The above story, with one patient, likely never hits government radars. The DOJ strike force is unlikely to ever hear about this mystery physician and his one pain patient. However, if the physician chooses to scale this practice and treat numerous opiate dependent pain patients at his clinic, his risk of government contact will sky rocket. The government is constantly checking the PMP database to isolate those physicians who are outliers in their schedule II prescription practice.
If done at scale, this physician could, and likely would, get indicted for unlawful distribution of a controlled substance in violation of 21 U.S.C. § 841. Before Ruan, the case would come down to one simple question – were the prescriptions for a legitimate medical purpose and written during the ordinary course of medical practice. If they were not, the elements of § 841 would be met. The trial would come down to multiple experts arguing whether it is legitimate to treat these patients with hydrocodone 10. The government would call their long standing expert with the VA. He would testify it is not legitimate to treat any patient with an opiate for longer than a week or two. The defense expert would challenge that theory diving into the nuances of addiction and pain treatment for long term, pain patients. The jury would decide if they believed the prescriptions were written for a legitimate purpose.
After Ruan, the issues do not entirely change. However, the way a litigator can challenge the government does. Let’s take the exact facts laid out above. The new question no longer centers around the science and the appropriate use of opiates in pain treatment. The science is now a peripheral matter that is useful in so far as it impacts the reasonableness of the physician’s decisions. The jury can find that opiates should not be used as the physician prescribed them, but still believe the physician genuinely believed he was helping his patients. As long as the physician was following all technical prescription regulations for schedule II substances, his/her belief his treatments were proper is enough to set him free from the prosecution.
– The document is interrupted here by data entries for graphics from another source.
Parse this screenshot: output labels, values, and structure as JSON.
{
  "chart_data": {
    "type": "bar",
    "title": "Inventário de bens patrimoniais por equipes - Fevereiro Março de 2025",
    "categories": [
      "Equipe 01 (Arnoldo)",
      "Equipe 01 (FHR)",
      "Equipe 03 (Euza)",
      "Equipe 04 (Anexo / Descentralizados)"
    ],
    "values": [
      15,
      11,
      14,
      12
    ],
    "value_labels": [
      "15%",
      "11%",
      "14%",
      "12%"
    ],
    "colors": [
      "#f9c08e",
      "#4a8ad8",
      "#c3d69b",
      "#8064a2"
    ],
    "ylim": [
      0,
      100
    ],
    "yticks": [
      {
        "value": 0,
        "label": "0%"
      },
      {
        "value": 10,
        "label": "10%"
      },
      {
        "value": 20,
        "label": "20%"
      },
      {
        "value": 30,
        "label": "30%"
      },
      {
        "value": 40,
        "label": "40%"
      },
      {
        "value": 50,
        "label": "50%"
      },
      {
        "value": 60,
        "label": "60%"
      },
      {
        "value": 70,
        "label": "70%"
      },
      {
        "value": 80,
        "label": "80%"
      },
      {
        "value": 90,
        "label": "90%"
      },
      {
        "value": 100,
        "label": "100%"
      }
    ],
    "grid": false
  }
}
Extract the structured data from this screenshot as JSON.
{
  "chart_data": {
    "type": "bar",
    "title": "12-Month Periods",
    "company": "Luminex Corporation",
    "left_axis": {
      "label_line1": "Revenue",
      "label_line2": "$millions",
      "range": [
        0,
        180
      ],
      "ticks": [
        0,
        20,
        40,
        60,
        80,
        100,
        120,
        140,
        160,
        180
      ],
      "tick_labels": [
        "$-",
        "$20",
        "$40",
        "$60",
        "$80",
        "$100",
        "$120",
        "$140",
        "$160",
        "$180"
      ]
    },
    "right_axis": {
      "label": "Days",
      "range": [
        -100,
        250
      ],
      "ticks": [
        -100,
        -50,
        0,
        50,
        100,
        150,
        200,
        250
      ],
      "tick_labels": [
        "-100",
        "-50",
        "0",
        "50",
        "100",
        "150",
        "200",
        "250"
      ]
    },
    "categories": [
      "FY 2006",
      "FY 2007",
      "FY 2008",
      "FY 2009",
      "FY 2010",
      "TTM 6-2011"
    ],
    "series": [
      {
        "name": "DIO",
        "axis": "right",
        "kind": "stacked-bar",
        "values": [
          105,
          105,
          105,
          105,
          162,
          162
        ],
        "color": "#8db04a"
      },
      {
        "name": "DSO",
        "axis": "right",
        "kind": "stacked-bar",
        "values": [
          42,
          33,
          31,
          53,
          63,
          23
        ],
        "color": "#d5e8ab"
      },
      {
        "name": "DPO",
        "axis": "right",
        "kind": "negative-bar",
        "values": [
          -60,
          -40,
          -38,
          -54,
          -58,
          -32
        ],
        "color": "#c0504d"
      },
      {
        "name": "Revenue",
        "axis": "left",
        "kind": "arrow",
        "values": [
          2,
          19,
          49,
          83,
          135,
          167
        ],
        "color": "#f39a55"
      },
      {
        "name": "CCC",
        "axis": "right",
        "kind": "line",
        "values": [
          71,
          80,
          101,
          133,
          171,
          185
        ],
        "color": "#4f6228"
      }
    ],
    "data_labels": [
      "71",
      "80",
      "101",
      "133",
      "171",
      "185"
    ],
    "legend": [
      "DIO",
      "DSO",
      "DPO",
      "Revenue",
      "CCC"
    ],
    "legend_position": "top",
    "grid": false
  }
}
The Ruan decision served to take some power away from the Department of Justice. Before Ruan, DOJ was free to go after any physician writing monthly prescriptions for opiates. Their expert would always disagree with such a practice. Post-Ruan, the government should only attack the physicians who are clearly writing schedule II prescriptions for the sole purpose of financial gain. If a doctor has a legitimate treatment protocol, backed by any expert studies, there is a defense built into the “except as authorized” language.
The Real Impact of Ruan
In practice, Ruan will likely play a bigger role in charging and investigatve decisions than trial practice. The government gets to choose who they bring to trial in any criminal case; holding the ultimate power to not indict or dismiss. The Ruan decision should cool their ferocity when looking at doctors that do not fit the classic “pill mill” profile. However, the classic pill mills will continue to fall on the wrong side of an indictment, and their cases will likely not benefit from the decision in Ruan. Ruan only protects those physicians who are actually treating certain patients in a way the government deems unacceptable. The clinics that continue to write prescriptions for cash without seeing the patient will still be susceptible to government contact. Ruan provides no safety net for those classic cases.